Key Assumptions Stated by Authors
Situating social sciences within the “age of data science,” the authors emphasise the significance of quantifying, measuring, and evaluating differences and similarities between groups of people via language used on social media. In acknowledgement of the dynamic nature of language, the authors compare determining latent attributes with a priori (fixed) word sets and through DLA, which analyses the words at hand within a given dataset. Because this study focuses on factors outside of gender, namely personality, the potential for rich psychological insights to be drawn from any given word set is desirable.
The premise of this study operates on the assumption that language is the most common and reliable method to communicate internal thoughts. While this may be true in some instances, it is not always the case on social media. When considering genders that exist outside of the binary, it is unlikely that these individuals (depending on the safety of the social media platform, their immediate political and cultural contexts, etc.) would be communicating their truest and most internal thoughts via language. Furthermore, language is often coded and can have meaning beyond its semantic definition, a common occurrence on online platforms. In this case, the dataset only considers those who have clearly marked their gender - therefore, the consideration for safety is not made, and those who are uncomfortable or not represented by the gender options on Facebook, are automatically excluded.
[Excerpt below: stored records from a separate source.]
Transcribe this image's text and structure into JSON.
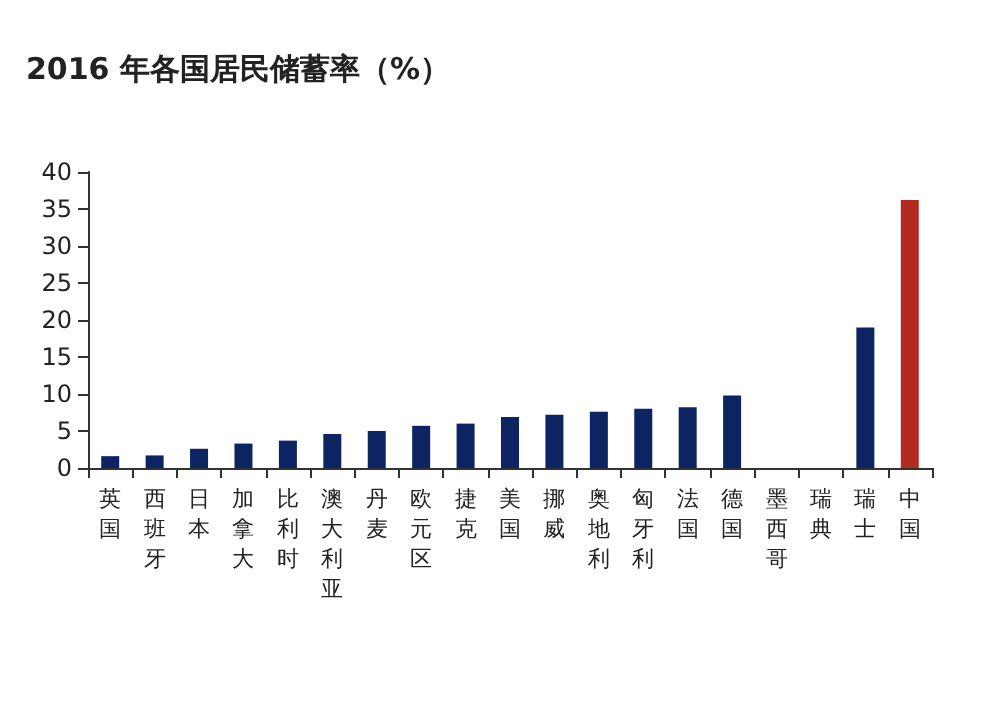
{
  "chart_data": {
    "type": "bar",
    "title": "2016 年各国居民储蓄率（%）",
    "categories": [
      "英国",
      "西班牙",
      "日本",
      "加拿大",
      "比利时",
      "澳大利亚",
      "丹麦",
      "欧元区",
      "捷克",
      "美国",
      "挪威",
      "奥地利",
      "匈牙利",
      "法国",
      "德国",
      "墨西哥",
      "瑞典",
      "瑞士",
      "中国"
    ],
    "values": [
      1.6,
      1.7,
      2.6,
      3.3,
      3.7,
      4.6,
      5.0,
      5.7,
      6.0,
      6.9,
      7.2,
      7.6,
      8.0,
      8.2,
      9.8,
      null,
      null,
      19.0,
      36.2
    ],
    "colors": [
      "#0d2463",
      "#0d2463",
      "#0d2463",
      "#0d2463",
      "#0d2463",
      "#0d2463",
      "#0d2463",
      "#0d2463",
      "#0d2463",
      "#0d2463",
      "#0d2463",
      "#0d2463",
      "#0d2463",
      "#0d2463",
      "#0d2463",
      "#0d2463",
      "#0d2463",
      "#0d2463",
      "#b22a20"
    ],
    "ylim": [
      0,
      40
    ],
    "yticks": [
      0,
      5,
      10,
      15,
      20,
      25,
      30,
      35,
      40
    ]
  }
}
This paper can be evaluated based on the contributions proposed by the authors. By the size of the dataset, and the incorporation of phrases and topics (along with words), makes this experiment the largest study of personality and language. Because of this, the authors were able to correlate the use of pronouns ahead of male and female labels i.e. girlfriend, brother, wife, etc. to what the authors identify as gendered behaviours. In terms of evaluating the results themselves, model accuracy was determined by out-of-sample prediction indicators. The DLA model offers more accurate predictions with out-of-sample datasets and yields high levels of accuracy for gender prediction specifically at 91.9%. In addition to proving their hypothesis, that DLA would function better, the results of this experiment can serve as datasets for further analysis and creative output creation (i.e. along the lines of word clouds). While the authors can attribute these contributions to their work, the authors should further contextualise the significance of their results.
Furthermore, the authors take the connection between data sciences and social sciences - integrating quantitative methods not only involves using different datasets, but asking why those datasets are being used, who they represent, and what the implications of the experiment could be in reproducing data biases. The DLA may provide more accurate results, however it does not question the correlations themselves and what stereotypes or narratives they perpetuate.